La DGT refuerza la vigilancia en túneles: multas de hasta 600 euros por adelantamientos indebidos

Recurso: El Día

La Guardia Civil y la DGT han intensificado la vigilancia en túneles para sancionar con hasta 600 euros y la retirada de 6 puntos los adelantamientos indebidos, reforzando la seguridad en tramos donde estas maniobras están estrictamente reguladas.

La seguridad en las infraestructuras subterráneas ha vuelto a situarse en el foco de la vigilancia operativa de la Guardia Civil y la Dirección General de Tráfico (DGT), tal y como ha trascendido recientemente en relación con las nuevas campañas de control en la red viaria nacional. El objetivo de las autoridades es atajar la siniestralidad en entornos donde la visibilidad reducida y la estrechez de la calzada multiplican los riesgos para los usuarios.
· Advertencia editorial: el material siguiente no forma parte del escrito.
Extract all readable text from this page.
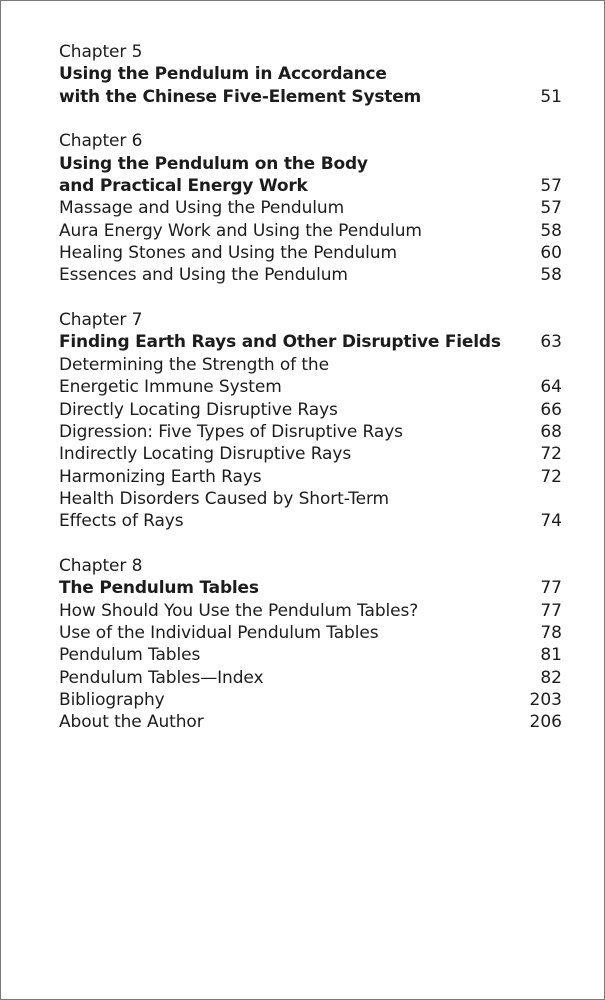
Chapter 5
Using the Pendulum in Accordance
with the Chinese Five-Element System	51
Chapter 6
Using the Pendulum on the Body
and Practical Energy Work	57
Massage and Using the Pendulum	57
Aura Energy Work and Using the Pendulum	58
Healing Stones and Using the Pendulum	60
Essences and Using the Pendulum	58
Chapter 7
Finding Earth Rays and Other Disruptive Fields	63
Determining the Strength of the
Energetic Immune System	64
Directly Locating Disruptive Rays	66
Digression: Five Types of Disruptive Rays	68
Indirectly Locating Disruptive Rays	72
Harmonizing Earth Rays	72
Health Disorders Caused by Short-Term
Effects of Rays	74
Chapter 8
The Pendulum Tables	77
How Should You Use the Pendulum Tables?	77
Use of the Individual Pendulum Tables	78
Pendulum Tables	81
Pendulum Tables—Index	82
Bibliography	203
About the Author	206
El marco normativo, articulado a través del Reglamento General de Circulación, establece una prohibición taxativa para realizar adelantamientos en túneles, pasos inferiores o tramos señalizados con la placa S-5, siempre que la calzada cuente con un único carril para el sentido de la marcha. Esta restricción responde a la necesidad de minimizar las maniobras de riesgo en espacios donde el margen de maniobra ante un imprevisto es significativamente menor que en vías a cielo abierto.
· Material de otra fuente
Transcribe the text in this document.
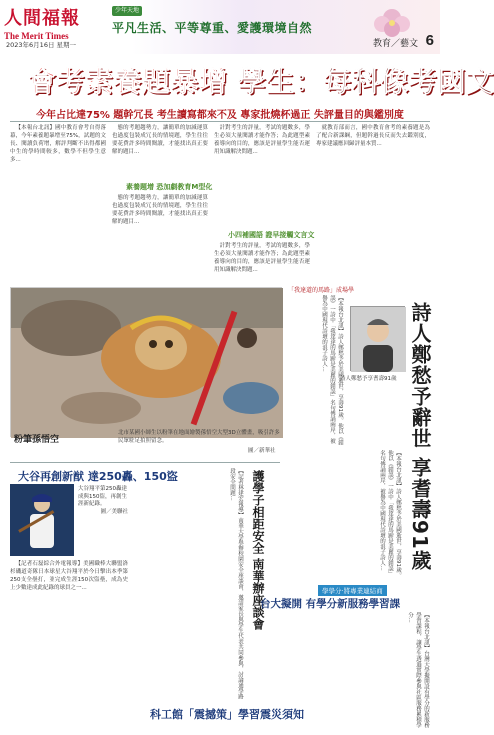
人間福報
The Merit Times
2023年6月16日 星期一
少年天地
平凡生活、平等尊重、愛護環境自然
教育／藝文 6
會考素養題暴增 學生：每科像考國文
今年占比達75% 題幹冗長 考生讀寫都來不及 專家批燒杯過正 失評量目的與鑑別度

【本報台北訊】國中教育會考自得落幕，今年素養題暴增至75%，試題的文長、閱讀負荷增，解評判斷不出得都國中生的學時間較多，數學不但學生意多...

態的考題趨勢力，讓簡單的加減運算也過度包裝成冗長的情境題，學生往往要花費許多時間閱讀，才能找出真正要解的題目...

素養題增 恐加劇教育M型化

態的考題趨勢力，讓簡單的加減運算也過度包裝成冗長的情境題，學生往往要花費許多時間閱讀，才能找出真正要解的題目...

計對考生的評量，考試的題數多，學生必須大量閱讀才能作答；為此題型素養導向的目的，應該是評量學生能否運用知識解決問題...

小四補國語 證早接觸文言文

計對考生的評量，考試的題數多，學生必須大量閱讀才能作答；為此題型素養導向的目的，應該是評量學生能否運用知識解決問題...

就教育部而言，國中教育會考的素養題是為了配合新課綱，但題幹過長反而失去鑑別度，專家建議應回歸評量本質...

粉筆孫悟空
北市某國小師生以粉筆在地面繪製孫悟空大型3D立體畫，吸引許多民眾駐足拍照留念。
圖／新華社
「我達道的馬路」成場學
詩人鄭愁予享耆壽91歲 詩人鄭愁予辭世 享耆壽91歲
【本報台北訊】詩人鄭愁予於美國逝世，享壽91歲。他以《錯誤》一詩中「我達達的馬蹄是美麗的錯誤」名句傳誦兩岸，被譽為中國現代詩壇的浪子詩人...
【本報台北訊】詩人鄭愁予於美國逝世，享壽91歲。他以《錯誤》一詩中「我達達的馬蹄是美麗的錯誤」名句傳誦兩岸，被譽為中國現代詩壇的浪子詩人...
大谷再創新猷 達250轟、150盜
大谷翔平第250轟達成與150盜，再創生涯新紀錄。
圖／美聯社

【記者石磊綜合外電報導】美國職棒大聯盟洛杉磯道奇隊日本球星大谷翔平於今日擊出本季第250支全壘打，並完成生涯150次盜壘，成為史上少數達成此紀錄的球員之一...	護學子相距安全 南華辦座談會
【記者林建宏報導】南華大學舉辦校園安全座談會，邀請家長與學生代表共同參與，討論通學路段安全問題...
學學分·將專業連結商
台大擬開 有學分新服務學習課
【本報台北訊】台灣大學擬開設有學分的新服務學習課程，讓學生透過實際參與社區服務累積學分...
科工館「震撼策」學習震災須知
No obstante, la ley contempla excepciones operativas: el adelantamiento es lícito exclusivamente en aquellos túneles que dispongan de varios carriles por sentido, siempre que la maniobra se ejecute sin invadir el carril contrario. Para que esta acción sea conforme a la norma, el conductor debe cumplir con requisitos técnicos estrictos: señalizar la intención con antelación, verificar que existe espacio y visibilidad suficientes, y mantener el límite de velocidad —generalmente fijado en 80 km/h en estos tramos—. Estas obligaciones son extensibles a todo tipo de vehículos, incluidos los motociclistas.
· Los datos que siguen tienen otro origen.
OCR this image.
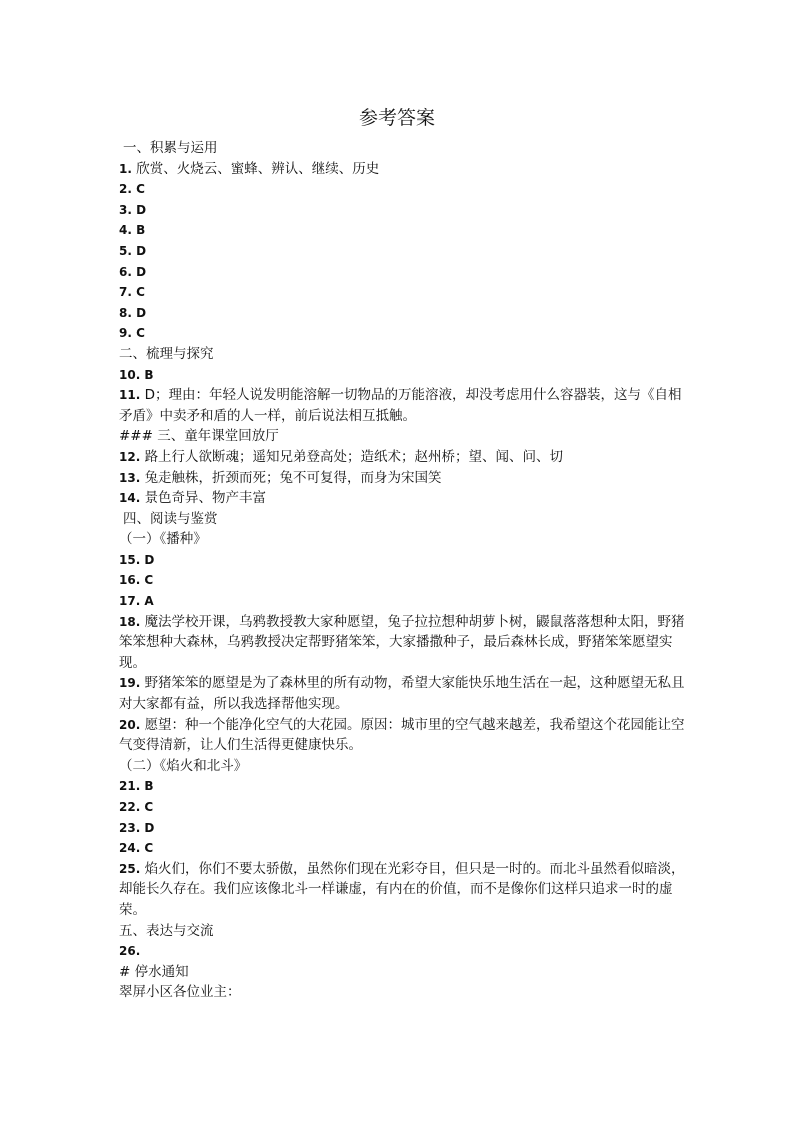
参考答案
一、积累与运用
1. 欣赏、火烧云、蜜蜂、辨认、继续、历史
2. C
3. D
4. B
5. D
6. D
7. C
8. D
9. C
二、梳理与探究
10. B
11. D；理由：年轻人说发明能溶解一切物品的万能溶液，却没考虑用什么容器装，这与《自相矛盾》中卖矛和盾的人一样，前后说法相互抵触。
### 三、童年课堂回放厅
12. 路上行人欲断魂；遥知兄弟登高处；造纸术；赵州桥；望、闻、问、切
13. 兔走触株，折颈而死；兔不可复得，而身为宋国笑
14. 景色奇异、物产丰富
四、阅读与鉴赏
（一）《播种》
15. D
16. C
17. A
18. 魔法学校开课，乌鸦教授教大家种愿望，兔子拉拉想种胡萝卜树，鼹鼠落落想种太阳，野猪笨笨想种大森林，乌鸦教授决定帮野猪笨笨，大家播撒种子，最后森林长成，野猪笨笨愿望实现。
19. 野猪笨笨的愿望是为了森林里的所有动物，希望大家能快乐地生活在一起，这种愿望无私且对大家都有益，所以我选择帮他实现。
20. 愿望：种一个能净化空气的大花园。原因：城市里的空气越来越差，我希望这个花园能让空气变得清新，让人们生活得更健康快乐。
（二）《焰火和北斗》
21. B
22. C
23. D
24. C
25. 焰火们，你们不要太骄傲，虽然你们现在光彩夺目，但只是一时的。而北斗虽然看似暗淡，却能长久存在。我们应该像北斗一样谦虚，有内在的价值，而不是像你们这样只追求一时的虚荣。
五、表达与交流
26.
# 停水通知
翠屏小区各位业主：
El incumplimiento de estas directrices conlleva consecuencias administrativas severas. La DGT clasifica el adelantamiento indebido en túneles como una infracción grave, castigada con una sanción económica de 600 euros y la retirada de 6 puntos del permiso de conducir, especialmente cuando la maniobra compromete la integridad de otros usuarios o implica la invasión del sentido contrario.

Más allá del componente sancionador, las autoridades insisten en la importancia de la concienciación. La peligrosidad inherente a la circulación en túneles, a menudo subestimada por los conductores, requiere una actitud preventiva constante. La vigilancia reforzada por parte de los agentes de tráfico busca, en última instancia, reducir la exposición a situaciones de riesgo en un entorno donde la capacidad de reacción humana se ve limitada por las condiciones físicas del trazado.